Je m'éveille. J'allume. Les images du cauchemar s'estompent, mais mon corps reste crispé, aux aguets.

Un nouveau cri, sinistre, ravive ma terreur.

La bête est sur mon balcon, sans aucun doute. Sa présence aura transformé ma Nina colérique en monstre aviaire. Que font ces créatures en ville ? Disputent-elles les stationnements de McDo aux mouettes ? Je me lève, marche vers la porte-fenêtre.

La corneille se tient en équilibre sur le garde-corps du balcon. Elle croasse à l'aube incertaine, ses pupilles fixées sur moi. Derrière elle, la rue peine à s'arracher à la nuit.

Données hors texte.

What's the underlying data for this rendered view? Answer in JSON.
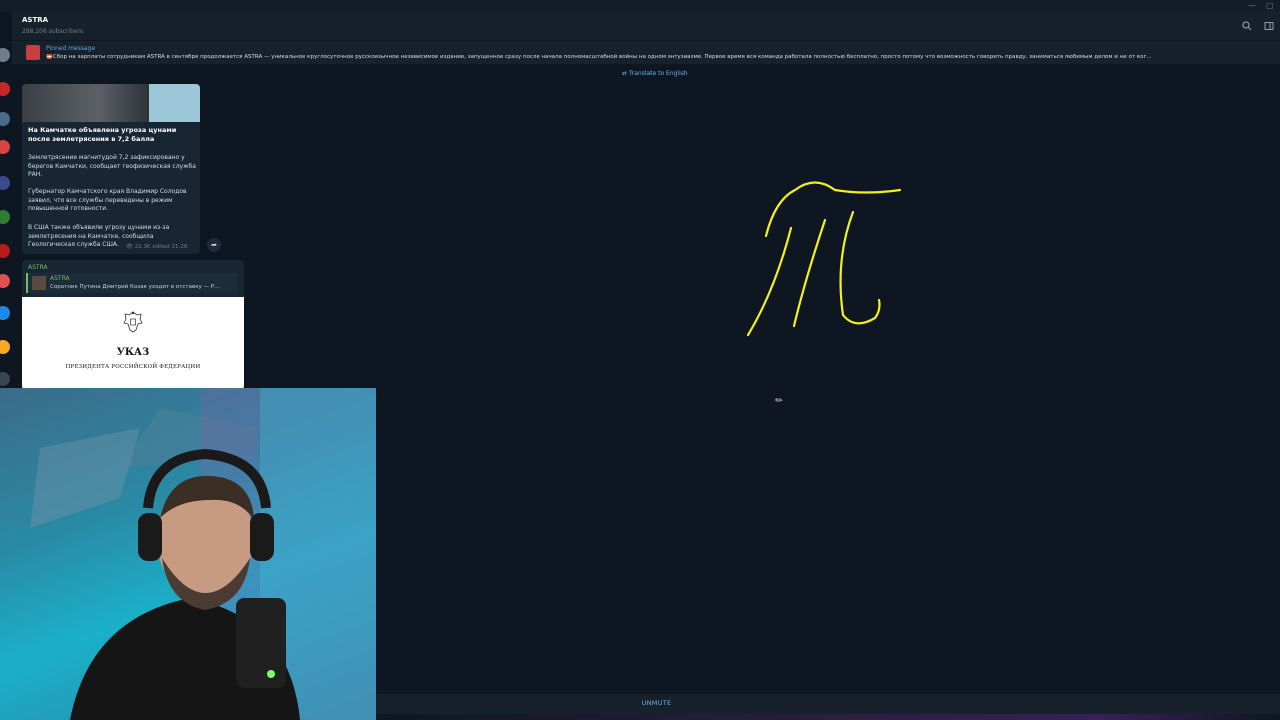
{
  "window": {
    "minimize_glyph": "—",
    "maximize_glyph": "▢"
  },
  "channel": {
    "title": "ASTRA",
    "subscribers": "288,206 subscribers"
  },
  "header_icons": [
    "search-icon",
    "sidebar-toggle-icon"
  ],
  "pinned": {
    "label": "Pinned message",
    "text": "📛Сбор на зарплаты сотрудникам ASTRA в сентябре продолжается   ASTRA — уникальное круглосуточное русскоязычное независимое издание, запущенное сразу после начала полномасштабной войны на одном энтузиазме. Первое время вся команда работала полностью бесплатно, просто потому что возможность говорить правду, заниматься любимым делом и ни от ког..."
  },
  "translate_label": "Translate to English",
  "post1": {
    "title": "На Камчатке объявлена угроза цунами после землетрясения в 7,2 балла",
    "paragraphs": [
      "Землетрясение магнитудой 7,2 зафиксировано у берегов Камчатки, сообщает геофизическая служба РАН.",
      "Губернатор Камчатского края Владимир Солодов заявил, что все службы переведены в режим повышенной готовности.",
      "В США также объявили угрозу цунами из-за землетрясения на Камчатке, сообщила Геологическая служба США."
    ],
    "views": "👁 22.3K",
    "edited": "edited 21:28"
  },
  "post2": {
    "author": "ASTRA",
    "reply_author": "ASTRA",
    "reply_text": "Соратник Путина Дмитрий Козак уходит в отставку — Р...",
    "doc_title": "УКАЗ",
    "doc_subtitle": "ПРЕЗИДЕНТА РОССИЙСКОЙ ФЕДЕРАЦИИ"
  },
  "drawing_color": "#f5f01a",
  "bottom": {
    "unmute_label": "UNMUTE"
  },
  "colors": {
    "accent": "#6ab3f3",
    "background": "#0e1621",
    "panel": "#17212b",
    "author_green": "#70c05a"
  }
}
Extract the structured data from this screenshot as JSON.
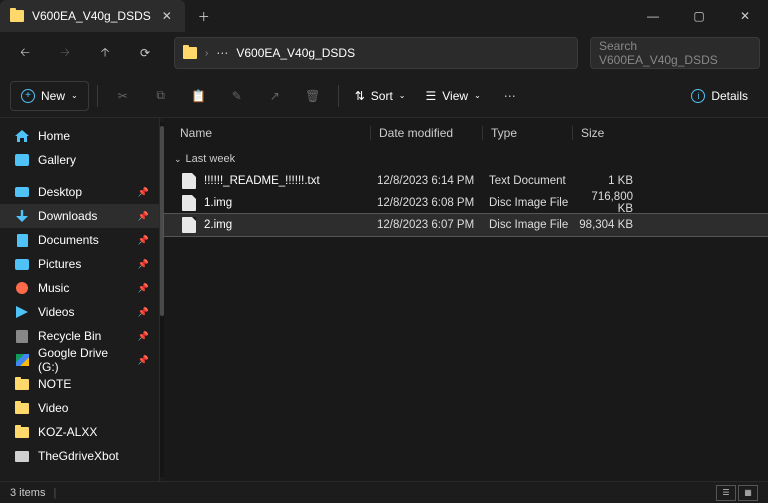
{
  "tab": {
    "title": "V600EA_V40g_DSDS"
  },
  "address": {
    "path": "V600EA_V40g_DSDS"
  },
  "search": {
    "placeholder": "Search V600EA_V40g_DSDS"
  },
  "toolbar": {
    "new_label": "New",
    "sort_label": "Sort",
    "view_label": "View",
    "details_label": "Details"
  },
  "sidebar": {
    "items": [
      {
        "label": "Home"
      },
      {
        "label": "Gallery"
      },
      {
        "label": "Desktop"
      },
      {
        "label": "Downloads"
      },
      {
        "label": "Documents"
      },
      {
        "label": "Pictures"
      },
      {
        "label": "Music"
      },
      {
        "label": "Videos"
      },
      {
        "label": "Recycle Bin"
      },
      {
        "label": "Google Drive (G:)"
      },
      {
        "label": "NOTE"
      },
      {
        "label": "Video"
      },
      {
        "label": "KOZ-ALXX"
      },
      {
        "label": "TheGdriveXbot"
      }
    ]
  },
  "columns": {
    "name": "Name",
    "date": "Date modified",
    "type": "Type",
    "size": "Size"
  },
  "group": {
    "label": "Last week"
  },
  "files": [
    {
      "name": "!!!!!!_README_!!!!!!.txt",
      "date": "12/8/2023 6:14 PM",
      "type": "Text Document",
      "size": "1 KB"
    },
    {
      "name": "1.img",
      "date": "12/8/2023 6:08 PM",
      "type": "Disc Image File",
      "size": "716,800 KB"
    },
    {
      "name": "2.img",
      "date": "12/8/2023 6:07 PM",
      "type": "Disc Image File",
      "size": "98,304 KB"
    }
  ],
  "status": {
    "count": "3 items"
  }
}
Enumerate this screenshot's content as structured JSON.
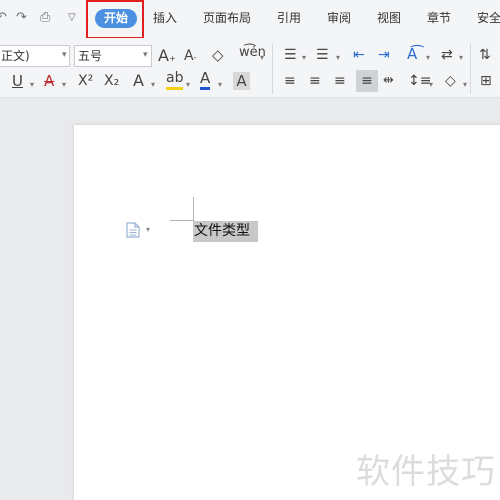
{
  "quick_access": {
    "undo_icon": "undo-icon",
    "redo_icon": "redo-icon",
    "print_icon": "print-icon",
    "more_icon": "chevron-down-icon"
  },
  "tabs": [
    {
      "label": "开始",
      "active": true
    },
    {
      "label": "插入"
    },
    {
      "label": "页面布局"
    },
    {
      "label": "引用"
    },
    {
      "label": "审阅"
    },
    {
      "label": "视图"
    },
    {
      "label": "章节"
    },
    {
      "label": "安全"
    }
  ],
  "ribbon": {
    "font_name": "正文)",
    "font_size": "五号",
    "grow_font": "A⁺",
    "shrink_font": "A⁻",
    "clear_format": "◇",
    "phonetic": "wén",
    "underline": "U",
    "strikethrough": "A",
    "superscript": "X²",
    "subscript": "X₂",
    "text_effect": "A",
    "highlight": "ab",
    "font_color": "A",
    "char_shading": "A"
  },
  "document": {
    "selected_text": "文件类型"
  },
  "watermark": "软件技巧",
  "colors": {
    "active_tab": "#4a8fe0",
    "highlight_box": "#e02020",
    "selection": "#c8c8c8",
    "highlight_yellow": "#f5d21a",
    "font_color_red": "#e02020",
    "font_color_blue": "#2255cc"
  }
}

Les réverbères dessinent des flaques de tristesse sur l'asphalte, le ciel pèse lourd de blanc et d'argent terni, ça sent la neige. Je cherche des yeux les premiers flocons, les espère presque. Vivement l'hiver qu'on en finisse avec le mois des morts.

La bête n'a pas bougé. J'enfile une robe de chambre, m'approche de la vitre, et frappe pour la faire fuir. Elle ne bronche pas, darde ses petits yeux noirs sur moi, leur éclair mauvais me défie. Je fais glisser la porte, et sors. D'un large geste, je fais mine de balayer le volatile, qui plonge vers le parc de l'autre côté de la rue. Au même moment, les arbres s'agitent, comme si les dernières feuilles qui les parent d'une sèche mélancolie devenaient un fardeau trop lourd à porter.

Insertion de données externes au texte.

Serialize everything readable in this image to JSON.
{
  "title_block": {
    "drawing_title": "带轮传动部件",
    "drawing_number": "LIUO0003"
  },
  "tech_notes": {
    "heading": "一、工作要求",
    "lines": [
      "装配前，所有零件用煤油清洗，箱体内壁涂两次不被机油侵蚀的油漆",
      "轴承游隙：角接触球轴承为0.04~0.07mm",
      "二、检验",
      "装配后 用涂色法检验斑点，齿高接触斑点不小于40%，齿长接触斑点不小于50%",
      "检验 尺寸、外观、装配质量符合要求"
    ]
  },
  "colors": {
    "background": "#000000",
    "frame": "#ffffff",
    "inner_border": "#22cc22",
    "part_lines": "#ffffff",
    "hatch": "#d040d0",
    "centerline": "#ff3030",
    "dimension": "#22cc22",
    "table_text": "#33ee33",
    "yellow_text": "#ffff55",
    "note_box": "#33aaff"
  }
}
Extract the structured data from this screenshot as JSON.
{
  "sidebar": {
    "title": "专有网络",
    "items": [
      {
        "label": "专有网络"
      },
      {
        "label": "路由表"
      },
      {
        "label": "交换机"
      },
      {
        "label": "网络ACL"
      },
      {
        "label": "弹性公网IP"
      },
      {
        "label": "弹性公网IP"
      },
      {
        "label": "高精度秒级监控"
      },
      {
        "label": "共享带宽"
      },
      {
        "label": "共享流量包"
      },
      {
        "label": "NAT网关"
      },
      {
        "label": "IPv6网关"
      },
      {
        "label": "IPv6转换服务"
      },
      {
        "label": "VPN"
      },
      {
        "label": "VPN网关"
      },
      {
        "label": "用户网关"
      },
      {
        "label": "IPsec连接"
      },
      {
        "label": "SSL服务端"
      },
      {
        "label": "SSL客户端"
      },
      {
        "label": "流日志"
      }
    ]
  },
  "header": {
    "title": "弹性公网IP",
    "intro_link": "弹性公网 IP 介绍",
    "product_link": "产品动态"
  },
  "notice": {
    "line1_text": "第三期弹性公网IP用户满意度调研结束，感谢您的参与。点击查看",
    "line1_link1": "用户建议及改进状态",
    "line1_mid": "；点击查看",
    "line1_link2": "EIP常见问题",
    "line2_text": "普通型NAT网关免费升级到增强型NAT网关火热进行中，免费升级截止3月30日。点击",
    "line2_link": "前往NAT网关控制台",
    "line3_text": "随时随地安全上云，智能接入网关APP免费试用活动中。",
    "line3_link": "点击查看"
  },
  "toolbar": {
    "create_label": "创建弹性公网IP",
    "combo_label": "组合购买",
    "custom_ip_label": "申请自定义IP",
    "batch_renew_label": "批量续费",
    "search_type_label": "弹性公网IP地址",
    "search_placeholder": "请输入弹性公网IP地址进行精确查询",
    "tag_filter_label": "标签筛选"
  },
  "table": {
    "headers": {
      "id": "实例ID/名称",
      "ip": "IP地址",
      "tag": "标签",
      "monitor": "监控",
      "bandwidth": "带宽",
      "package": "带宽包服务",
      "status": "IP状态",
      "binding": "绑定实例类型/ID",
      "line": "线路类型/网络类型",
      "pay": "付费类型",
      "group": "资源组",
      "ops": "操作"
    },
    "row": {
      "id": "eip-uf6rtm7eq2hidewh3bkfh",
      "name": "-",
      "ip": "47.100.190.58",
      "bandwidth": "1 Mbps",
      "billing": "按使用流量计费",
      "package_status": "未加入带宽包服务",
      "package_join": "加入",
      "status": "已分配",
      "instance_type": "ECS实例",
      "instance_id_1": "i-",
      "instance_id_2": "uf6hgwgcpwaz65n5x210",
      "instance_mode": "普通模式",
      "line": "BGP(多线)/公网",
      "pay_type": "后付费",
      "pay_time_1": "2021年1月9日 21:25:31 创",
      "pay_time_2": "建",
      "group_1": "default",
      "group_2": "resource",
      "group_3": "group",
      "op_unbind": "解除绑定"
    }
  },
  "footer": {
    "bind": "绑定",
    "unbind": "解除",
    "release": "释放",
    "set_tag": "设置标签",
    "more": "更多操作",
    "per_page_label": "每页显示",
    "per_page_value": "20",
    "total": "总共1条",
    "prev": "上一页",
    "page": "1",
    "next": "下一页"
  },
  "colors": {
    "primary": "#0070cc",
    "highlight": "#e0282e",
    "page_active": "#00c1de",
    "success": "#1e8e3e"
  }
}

C'est alors que je l'aperçois. Droite, menue, sa tête levée vers moi, ses cheveux telles des plumes trempées dans l'encre, sa peau pâle, lunaire. On dirait une jeune fille, une promesse lointaine de femme. Je ne distingue pas ses traits. Elle est plantée là, à l'entrée du parc, sans bouger. La corneille s'est posée au-dessus d'elle, sur la branche d'un érable. Toutes les deux, corneille et femme, comme les relents d'une nuit d'épouvante.